Ces pistes posent la question-même de l’origine de la famille JUIN en Corrèze (ou historiquement en « Bas-Limousin ») : soit ce patronyme est issu de Joan/Johan et est donc local (dérivant de la forme occitane de Jean/Jehan), soit ce patronyme est issu d’une forme Juin/Jo(u)in et est peut-être originaire de l’ouest de la France (zone d’oïl) où ce patronyme est beaucoup plus courant qu’en Corrèze : une forme telle que Jouy interprétée ensuite comme Jouin/Join est envisageable (sur le modèle du type : occ. Marty = fr. Martin).

Une seule et même famille Juin dans le sud de la Corrèze ?

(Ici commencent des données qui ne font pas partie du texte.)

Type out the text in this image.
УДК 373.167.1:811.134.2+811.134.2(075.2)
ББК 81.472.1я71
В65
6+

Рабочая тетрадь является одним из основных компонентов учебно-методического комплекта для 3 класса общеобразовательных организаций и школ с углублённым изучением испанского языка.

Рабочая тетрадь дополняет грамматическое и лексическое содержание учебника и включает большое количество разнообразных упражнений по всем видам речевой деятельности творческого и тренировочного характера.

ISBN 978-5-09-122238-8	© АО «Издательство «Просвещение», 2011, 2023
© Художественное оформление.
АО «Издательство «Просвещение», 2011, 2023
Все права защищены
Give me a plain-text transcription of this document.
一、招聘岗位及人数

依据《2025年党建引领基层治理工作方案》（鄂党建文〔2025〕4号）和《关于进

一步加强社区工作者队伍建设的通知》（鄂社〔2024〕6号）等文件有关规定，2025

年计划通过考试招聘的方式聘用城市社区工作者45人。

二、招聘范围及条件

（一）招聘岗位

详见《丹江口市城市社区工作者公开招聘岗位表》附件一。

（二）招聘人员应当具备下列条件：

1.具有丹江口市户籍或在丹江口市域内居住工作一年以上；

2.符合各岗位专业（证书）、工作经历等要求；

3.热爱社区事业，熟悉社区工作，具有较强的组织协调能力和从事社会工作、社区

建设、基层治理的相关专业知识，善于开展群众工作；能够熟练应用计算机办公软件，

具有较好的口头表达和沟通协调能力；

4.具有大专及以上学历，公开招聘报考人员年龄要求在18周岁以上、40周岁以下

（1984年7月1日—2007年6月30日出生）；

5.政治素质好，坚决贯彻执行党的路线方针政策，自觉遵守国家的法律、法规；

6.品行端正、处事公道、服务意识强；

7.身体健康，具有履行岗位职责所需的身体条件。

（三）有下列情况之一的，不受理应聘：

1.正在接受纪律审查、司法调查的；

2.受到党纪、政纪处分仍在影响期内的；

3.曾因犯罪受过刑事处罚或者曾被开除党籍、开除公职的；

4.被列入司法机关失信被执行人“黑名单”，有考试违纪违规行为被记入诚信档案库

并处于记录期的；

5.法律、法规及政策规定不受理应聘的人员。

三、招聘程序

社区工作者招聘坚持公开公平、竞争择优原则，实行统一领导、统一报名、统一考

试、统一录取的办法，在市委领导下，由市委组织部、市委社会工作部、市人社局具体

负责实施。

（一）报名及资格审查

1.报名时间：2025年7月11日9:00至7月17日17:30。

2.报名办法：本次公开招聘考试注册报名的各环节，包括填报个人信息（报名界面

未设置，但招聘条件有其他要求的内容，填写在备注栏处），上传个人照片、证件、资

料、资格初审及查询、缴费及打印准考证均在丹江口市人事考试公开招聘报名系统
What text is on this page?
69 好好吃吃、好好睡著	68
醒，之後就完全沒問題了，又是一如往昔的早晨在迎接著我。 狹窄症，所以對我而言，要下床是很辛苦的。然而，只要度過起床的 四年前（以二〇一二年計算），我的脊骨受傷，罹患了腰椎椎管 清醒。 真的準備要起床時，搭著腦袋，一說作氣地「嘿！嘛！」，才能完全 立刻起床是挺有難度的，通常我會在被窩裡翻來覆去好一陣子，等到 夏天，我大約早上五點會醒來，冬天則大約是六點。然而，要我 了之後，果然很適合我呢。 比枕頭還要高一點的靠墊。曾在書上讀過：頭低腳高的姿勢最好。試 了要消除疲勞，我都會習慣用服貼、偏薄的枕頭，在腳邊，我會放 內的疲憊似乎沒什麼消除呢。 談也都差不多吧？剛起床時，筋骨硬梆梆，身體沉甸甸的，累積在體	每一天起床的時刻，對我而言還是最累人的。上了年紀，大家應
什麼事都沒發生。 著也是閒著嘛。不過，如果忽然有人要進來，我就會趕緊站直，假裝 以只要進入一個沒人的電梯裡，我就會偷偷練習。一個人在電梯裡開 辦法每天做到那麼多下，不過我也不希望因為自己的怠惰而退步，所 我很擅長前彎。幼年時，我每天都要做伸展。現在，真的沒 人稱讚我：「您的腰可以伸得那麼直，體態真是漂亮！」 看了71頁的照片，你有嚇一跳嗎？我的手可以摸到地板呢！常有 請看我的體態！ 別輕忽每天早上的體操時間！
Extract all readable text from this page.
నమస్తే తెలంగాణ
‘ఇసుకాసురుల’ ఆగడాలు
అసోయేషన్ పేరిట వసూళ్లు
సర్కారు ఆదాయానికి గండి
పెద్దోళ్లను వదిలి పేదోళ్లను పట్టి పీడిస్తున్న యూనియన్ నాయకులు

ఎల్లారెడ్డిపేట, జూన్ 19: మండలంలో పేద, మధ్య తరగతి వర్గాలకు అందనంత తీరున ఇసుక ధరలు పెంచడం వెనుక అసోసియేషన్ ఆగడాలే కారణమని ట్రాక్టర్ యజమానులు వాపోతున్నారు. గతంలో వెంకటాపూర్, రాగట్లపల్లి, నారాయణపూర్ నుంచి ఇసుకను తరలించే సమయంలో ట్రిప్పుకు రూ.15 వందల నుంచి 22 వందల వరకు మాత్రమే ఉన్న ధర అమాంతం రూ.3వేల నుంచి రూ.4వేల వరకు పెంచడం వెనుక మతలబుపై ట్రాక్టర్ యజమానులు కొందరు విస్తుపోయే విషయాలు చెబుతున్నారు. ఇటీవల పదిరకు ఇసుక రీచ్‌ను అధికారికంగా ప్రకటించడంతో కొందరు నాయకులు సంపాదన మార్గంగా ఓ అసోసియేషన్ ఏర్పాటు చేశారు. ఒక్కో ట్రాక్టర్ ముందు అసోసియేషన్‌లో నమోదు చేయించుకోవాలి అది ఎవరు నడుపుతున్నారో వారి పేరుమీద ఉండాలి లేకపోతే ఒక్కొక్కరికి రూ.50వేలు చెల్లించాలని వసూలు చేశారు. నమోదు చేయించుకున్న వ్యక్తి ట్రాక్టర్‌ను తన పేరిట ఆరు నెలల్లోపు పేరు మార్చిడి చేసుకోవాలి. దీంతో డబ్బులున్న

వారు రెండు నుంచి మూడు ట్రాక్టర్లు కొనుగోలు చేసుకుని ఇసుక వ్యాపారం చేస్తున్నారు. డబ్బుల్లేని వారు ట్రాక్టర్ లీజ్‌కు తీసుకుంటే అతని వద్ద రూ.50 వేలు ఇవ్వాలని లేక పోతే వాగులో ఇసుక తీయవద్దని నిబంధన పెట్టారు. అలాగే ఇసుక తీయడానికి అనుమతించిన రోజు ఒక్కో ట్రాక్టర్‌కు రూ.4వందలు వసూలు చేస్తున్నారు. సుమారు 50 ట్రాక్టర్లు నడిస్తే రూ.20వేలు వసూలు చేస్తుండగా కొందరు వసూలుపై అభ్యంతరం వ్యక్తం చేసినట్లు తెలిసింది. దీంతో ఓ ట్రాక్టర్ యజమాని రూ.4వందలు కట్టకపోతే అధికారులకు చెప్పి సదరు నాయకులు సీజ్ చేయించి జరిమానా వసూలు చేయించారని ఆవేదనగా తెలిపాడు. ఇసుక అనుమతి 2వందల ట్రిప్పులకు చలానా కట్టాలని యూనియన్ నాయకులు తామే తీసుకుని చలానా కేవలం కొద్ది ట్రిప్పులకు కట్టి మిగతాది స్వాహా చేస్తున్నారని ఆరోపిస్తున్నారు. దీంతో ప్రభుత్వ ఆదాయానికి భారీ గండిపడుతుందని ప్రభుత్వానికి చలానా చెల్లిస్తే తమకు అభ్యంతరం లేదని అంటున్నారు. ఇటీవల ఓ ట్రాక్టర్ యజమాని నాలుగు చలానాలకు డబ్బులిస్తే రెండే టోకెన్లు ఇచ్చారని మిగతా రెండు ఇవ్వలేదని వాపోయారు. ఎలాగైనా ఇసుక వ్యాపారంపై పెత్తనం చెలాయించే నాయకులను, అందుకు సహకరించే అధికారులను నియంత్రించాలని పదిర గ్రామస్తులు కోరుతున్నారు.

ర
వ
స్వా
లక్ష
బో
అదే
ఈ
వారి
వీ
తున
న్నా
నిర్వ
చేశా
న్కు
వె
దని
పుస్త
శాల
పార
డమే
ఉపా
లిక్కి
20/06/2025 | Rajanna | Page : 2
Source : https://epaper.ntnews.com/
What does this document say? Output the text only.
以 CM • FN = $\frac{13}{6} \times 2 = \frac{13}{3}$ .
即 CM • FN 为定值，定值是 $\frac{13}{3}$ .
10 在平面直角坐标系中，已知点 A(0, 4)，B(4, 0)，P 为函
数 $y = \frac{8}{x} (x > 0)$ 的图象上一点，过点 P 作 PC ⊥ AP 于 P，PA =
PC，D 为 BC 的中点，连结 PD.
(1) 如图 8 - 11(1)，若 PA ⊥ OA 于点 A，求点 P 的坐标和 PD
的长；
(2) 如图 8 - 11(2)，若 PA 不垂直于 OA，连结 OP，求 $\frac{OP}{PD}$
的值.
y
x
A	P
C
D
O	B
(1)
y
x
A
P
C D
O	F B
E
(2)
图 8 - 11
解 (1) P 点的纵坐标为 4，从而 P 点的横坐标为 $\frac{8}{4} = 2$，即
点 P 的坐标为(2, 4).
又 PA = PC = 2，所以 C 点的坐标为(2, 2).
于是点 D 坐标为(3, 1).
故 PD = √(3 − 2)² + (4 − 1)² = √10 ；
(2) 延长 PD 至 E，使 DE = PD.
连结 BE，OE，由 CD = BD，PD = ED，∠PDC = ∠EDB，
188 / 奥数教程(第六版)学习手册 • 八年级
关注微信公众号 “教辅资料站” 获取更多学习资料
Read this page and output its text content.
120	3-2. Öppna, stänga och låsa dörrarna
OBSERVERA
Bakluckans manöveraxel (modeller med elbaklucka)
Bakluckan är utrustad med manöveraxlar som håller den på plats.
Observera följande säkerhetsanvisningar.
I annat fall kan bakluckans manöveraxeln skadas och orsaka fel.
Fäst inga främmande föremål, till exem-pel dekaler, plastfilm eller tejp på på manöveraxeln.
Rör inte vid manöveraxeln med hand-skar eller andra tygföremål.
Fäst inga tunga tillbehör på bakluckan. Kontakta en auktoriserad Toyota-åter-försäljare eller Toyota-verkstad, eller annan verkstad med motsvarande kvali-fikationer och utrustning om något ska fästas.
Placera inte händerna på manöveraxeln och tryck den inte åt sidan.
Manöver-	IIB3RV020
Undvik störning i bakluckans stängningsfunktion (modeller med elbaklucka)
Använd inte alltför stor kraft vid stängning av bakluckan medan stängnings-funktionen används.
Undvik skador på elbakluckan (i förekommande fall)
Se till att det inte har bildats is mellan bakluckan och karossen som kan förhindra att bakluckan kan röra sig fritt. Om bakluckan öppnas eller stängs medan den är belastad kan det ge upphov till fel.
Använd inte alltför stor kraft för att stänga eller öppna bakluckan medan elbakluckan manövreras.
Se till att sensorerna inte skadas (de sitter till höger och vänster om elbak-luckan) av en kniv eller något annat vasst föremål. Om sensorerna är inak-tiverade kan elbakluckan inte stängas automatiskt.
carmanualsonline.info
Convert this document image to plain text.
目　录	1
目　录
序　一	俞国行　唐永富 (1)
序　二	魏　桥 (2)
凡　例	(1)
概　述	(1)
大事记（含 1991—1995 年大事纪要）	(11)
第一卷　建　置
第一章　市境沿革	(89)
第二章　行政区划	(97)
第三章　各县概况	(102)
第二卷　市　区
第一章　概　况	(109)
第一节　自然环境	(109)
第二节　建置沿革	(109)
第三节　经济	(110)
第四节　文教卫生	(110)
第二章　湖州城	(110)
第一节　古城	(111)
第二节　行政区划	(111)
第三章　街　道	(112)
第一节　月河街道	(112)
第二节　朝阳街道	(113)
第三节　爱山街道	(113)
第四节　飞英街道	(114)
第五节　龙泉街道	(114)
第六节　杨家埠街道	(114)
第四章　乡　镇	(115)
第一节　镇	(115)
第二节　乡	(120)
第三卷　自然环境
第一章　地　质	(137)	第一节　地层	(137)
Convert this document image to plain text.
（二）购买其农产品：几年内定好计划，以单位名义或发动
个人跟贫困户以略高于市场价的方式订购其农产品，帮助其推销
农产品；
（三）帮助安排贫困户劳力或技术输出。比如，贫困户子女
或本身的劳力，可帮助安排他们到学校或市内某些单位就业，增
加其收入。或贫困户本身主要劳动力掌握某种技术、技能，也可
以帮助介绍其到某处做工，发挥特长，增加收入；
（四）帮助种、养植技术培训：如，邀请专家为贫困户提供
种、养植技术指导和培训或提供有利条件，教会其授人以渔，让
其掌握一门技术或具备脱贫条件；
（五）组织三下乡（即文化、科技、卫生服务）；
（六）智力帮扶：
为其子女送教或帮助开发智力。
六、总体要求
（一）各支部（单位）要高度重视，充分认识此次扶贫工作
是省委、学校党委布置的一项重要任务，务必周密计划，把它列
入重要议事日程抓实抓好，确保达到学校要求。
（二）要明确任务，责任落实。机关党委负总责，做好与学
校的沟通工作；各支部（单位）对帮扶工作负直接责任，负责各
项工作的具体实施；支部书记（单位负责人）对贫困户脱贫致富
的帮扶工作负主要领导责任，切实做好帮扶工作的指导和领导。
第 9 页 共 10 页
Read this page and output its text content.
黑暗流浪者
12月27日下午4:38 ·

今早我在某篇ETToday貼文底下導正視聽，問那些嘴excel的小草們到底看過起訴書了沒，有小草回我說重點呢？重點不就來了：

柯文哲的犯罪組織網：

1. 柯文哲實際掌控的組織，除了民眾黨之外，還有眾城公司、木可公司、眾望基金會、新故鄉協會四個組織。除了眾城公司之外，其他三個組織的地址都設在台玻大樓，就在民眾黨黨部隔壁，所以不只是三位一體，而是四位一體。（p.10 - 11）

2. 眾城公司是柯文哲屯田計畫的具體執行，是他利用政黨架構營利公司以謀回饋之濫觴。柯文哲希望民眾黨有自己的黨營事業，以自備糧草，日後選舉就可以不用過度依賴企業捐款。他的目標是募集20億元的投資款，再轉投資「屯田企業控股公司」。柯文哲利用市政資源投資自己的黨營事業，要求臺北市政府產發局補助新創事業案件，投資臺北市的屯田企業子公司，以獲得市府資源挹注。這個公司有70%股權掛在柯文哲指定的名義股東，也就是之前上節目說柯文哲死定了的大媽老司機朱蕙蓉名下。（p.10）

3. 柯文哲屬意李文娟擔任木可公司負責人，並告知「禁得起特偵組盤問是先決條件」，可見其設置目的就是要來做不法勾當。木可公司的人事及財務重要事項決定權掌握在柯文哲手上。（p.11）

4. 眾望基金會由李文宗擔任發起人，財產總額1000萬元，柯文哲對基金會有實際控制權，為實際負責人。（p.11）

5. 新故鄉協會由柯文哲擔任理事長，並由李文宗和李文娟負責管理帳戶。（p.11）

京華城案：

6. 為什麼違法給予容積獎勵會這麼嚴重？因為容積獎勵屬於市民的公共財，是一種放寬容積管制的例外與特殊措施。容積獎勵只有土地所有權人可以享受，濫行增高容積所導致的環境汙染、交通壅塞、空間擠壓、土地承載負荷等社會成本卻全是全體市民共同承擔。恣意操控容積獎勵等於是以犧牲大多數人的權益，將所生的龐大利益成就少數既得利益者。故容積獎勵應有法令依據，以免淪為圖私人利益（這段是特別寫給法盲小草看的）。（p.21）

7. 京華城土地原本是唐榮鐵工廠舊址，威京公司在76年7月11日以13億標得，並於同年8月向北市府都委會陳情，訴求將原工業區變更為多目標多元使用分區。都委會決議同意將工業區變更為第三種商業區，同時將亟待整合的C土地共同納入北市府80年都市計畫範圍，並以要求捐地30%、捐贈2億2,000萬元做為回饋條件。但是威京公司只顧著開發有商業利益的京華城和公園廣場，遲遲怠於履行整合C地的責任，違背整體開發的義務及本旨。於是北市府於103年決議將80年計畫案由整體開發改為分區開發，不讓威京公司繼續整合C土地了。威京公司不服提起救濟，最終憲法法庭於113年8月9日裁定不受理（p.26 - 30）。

Plusieurs familles Juin vivent au XVIIe siècle à Palazinges, Lanteuil, Collonges, Noailhac et Turenne. Même si les données sont ténues, il est permis d’envisager une seule et même « superfamille » à l’origine, d’autant que ce patronyme se rencontre seulement dans la zone correspondant plus ou moins, pour simplifier, à la vicomté de Turenne. Toutes ces familles semblent avoir eu des liens plus ou moins proches : forte suspicion pour les branches de Palazinges et Lanteuil, et probabilités pour la branche de Lanteuil avec celles des alentours (Collonges, Noailhac et Turenne).

Mon appréciation au sujet de cette « superfamille » est peut-être erronée par les documents disponibles : les registres paroissiaux de Noailhac sont plus anciens que ceux de Lanteuil (40 ans env.).

Et si…

Tout ce qui suit est à considérer avec beaucoup de prudence, ce ne sont que des hypothèses.
Noailhac semble être le berceau des Juin, étant le seul bourg où l’on rencontre plusieurs familles Juin au XVIIe siècle. De Noailhac ces familles ont pu essaimer alentour (Collonges, Turenne, Lanteuil-Palazinges).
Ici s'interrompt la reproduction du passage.